On fait circuler, dans les milieux littéraires depuis quelques jours, une pétition en faveur d’Oscar Wilde, le fameux esthète que la vertueuse Albion immola pour faire croire au puritanisme des autres anglais.

Je ne vois aucun inconvénient à l’intervention des hommes de lettres français qui veulent arracher Oscar Wilde aux tortures des bagnes d’Outre-Manche.

C’est un sentiment humanitaire qui n’a rien que de très louable.

Seulement il nous semble que puisque les souffrances d’un homme connu, d’un littérateur apprécié, ont attiré l’attention sur les horreurs des prisons anglaises, sur le régime sauvage qui est appliqué, la sensibilité de nos confrères ne doit point s’arrêter au seul Oscar Wilde.

Combien d’autres malheureux agonisent comme lui dans ces cachots abominables où on laisse fatalement la raison ou la vie ?

Manifestez donc, confrères, mais n’oubliez point les pauvres bougres qui, pour être moins illustres, n'en ont pas moins des droits à votre pitié.

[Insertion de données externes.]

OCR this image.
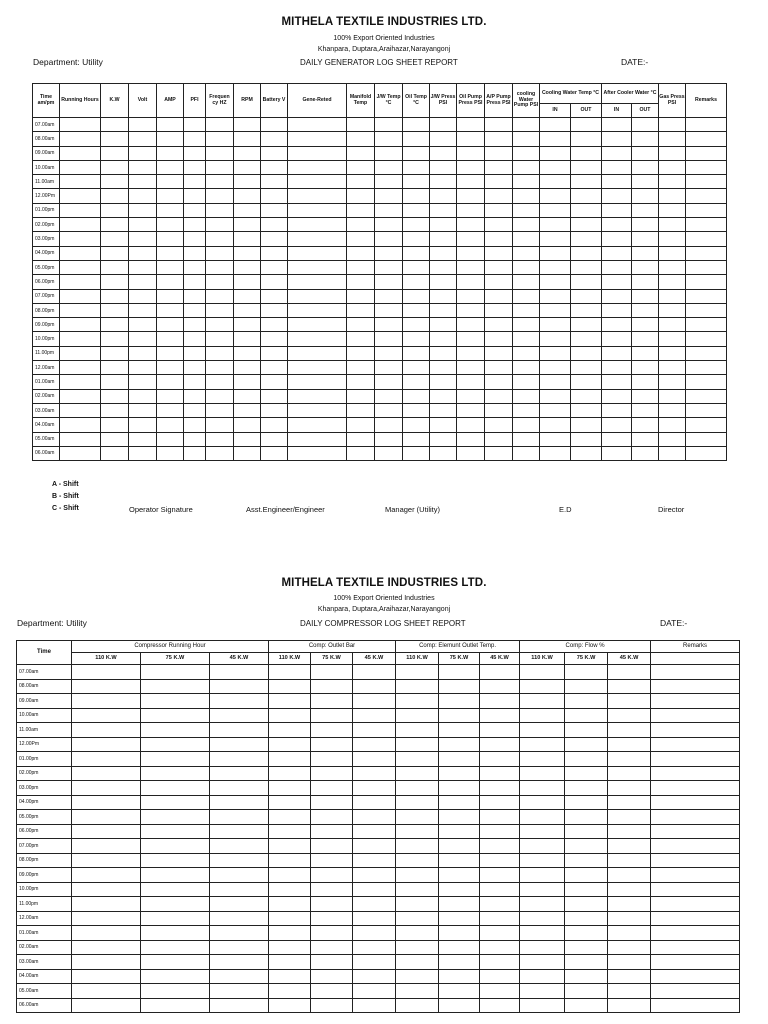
MITHELA TEXTILE INDUSTRIES LTD.
100% Export Oriented Industries
Khanpara, Duptara,Araihazar,Narayangonj
Department: Utility	DAILY GENERATOR LOG SHEET REPORT	DATE:-
Time am/pm	Running Hours	K.W	Volt	AMP	PFI	Frequen cy HZ	RPM	Battery V	Gene-Reted	Manifold Temp	J/W Temp °C	Oil Temp °C	J/W Press PSI	Oil Pump Press PSI	A/P Pump Press PSI	cooling Water Pump PSI	Cooling Water Temp °C		After Cooler Water °C		Gas Press PSI	Remarks
																	IN	OUT	IN	OUT		
07.00am																						
08.00am																						
09.00am																						
10.00am																						
11.00am																						
12.00Pm																						
01.00pm																						
02.00pm																						
03.00pm																						
04.00pm																						
05.00pm																						
06.00pm																						
07.00pm																						
08.00pm																						
09.00pm																						
10.00pm																						
11.00pm																						
12.00am																						
01.00am																						
02.00am																						
03.00am																						
04.00am																						
05.00am																						
06.00am																						
A - Shift
B - Shift
C - Shift	Operator Signature	Asst.Engineer/Engineer	Manager (Utility)	E.D	Director
MITHELA TEXTILE INDUSTRIES LTD.
100% Export Oriented Industries
Khanpara, Duptara,Araihazar,Narayangonj
Department: Utility	DAILY COMPRESSOR LOG SHEET REPORT	DATE:-
Time	Compressor Running Hour			Comp: Outlet Bar			Comp: Elemunt Outlet Temp.			Comp: Flow %			Remarks
	110 K.W	75 K.W	45 K.W	110 K.W	75 K.W	45 K.W	110 K.W	75 K.W	45 K.W	110 K.W	75 K.W	45 K.W	
07.00am													
08.00am													
09.00am													
10.00am													
11.00am													
12.00Pm													
01.00pm													
02.00pm													
03.00pm													
04.00pm													
05.00pm													
06.00pm													
07.00pm													
08.00pm													
09.00pm													
10.00pm													
11.00pm													
12.00am													
01.00am													
02.00am													
03.00am													
04.00am													
05.00am													
06.00am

Et puis quand vous aurez terminé votre tâche de civilisateurs à l’égard de nos voisins, soyez assez bons pour reporter vos regards sur votre pays même. Vous vous souviendrez alors qu’il y a dans les prisons, dans les bagnes de Cayenne et de la Nouvelle-Calédonie, dans les bataillons de discipline, de monstrueuses coutumes, des brutalités inouïes dont sont victimes vos compatriotes.

Espérons que les bons patriotes que vous êtes, voudront bien prêter aux internationalistes que nous sommes, l’appui nécessaire pour faire supprimer en France les mêmes atrocités qui indignent en Angleterre.

Henri Turot.

A PETITION

A petition has been circulating in literary circles for a few days in favor of Oscar Wilde, the famous aesthete whom the virtuous Albion immolated to make people believe in the puritanism of other Englishmen.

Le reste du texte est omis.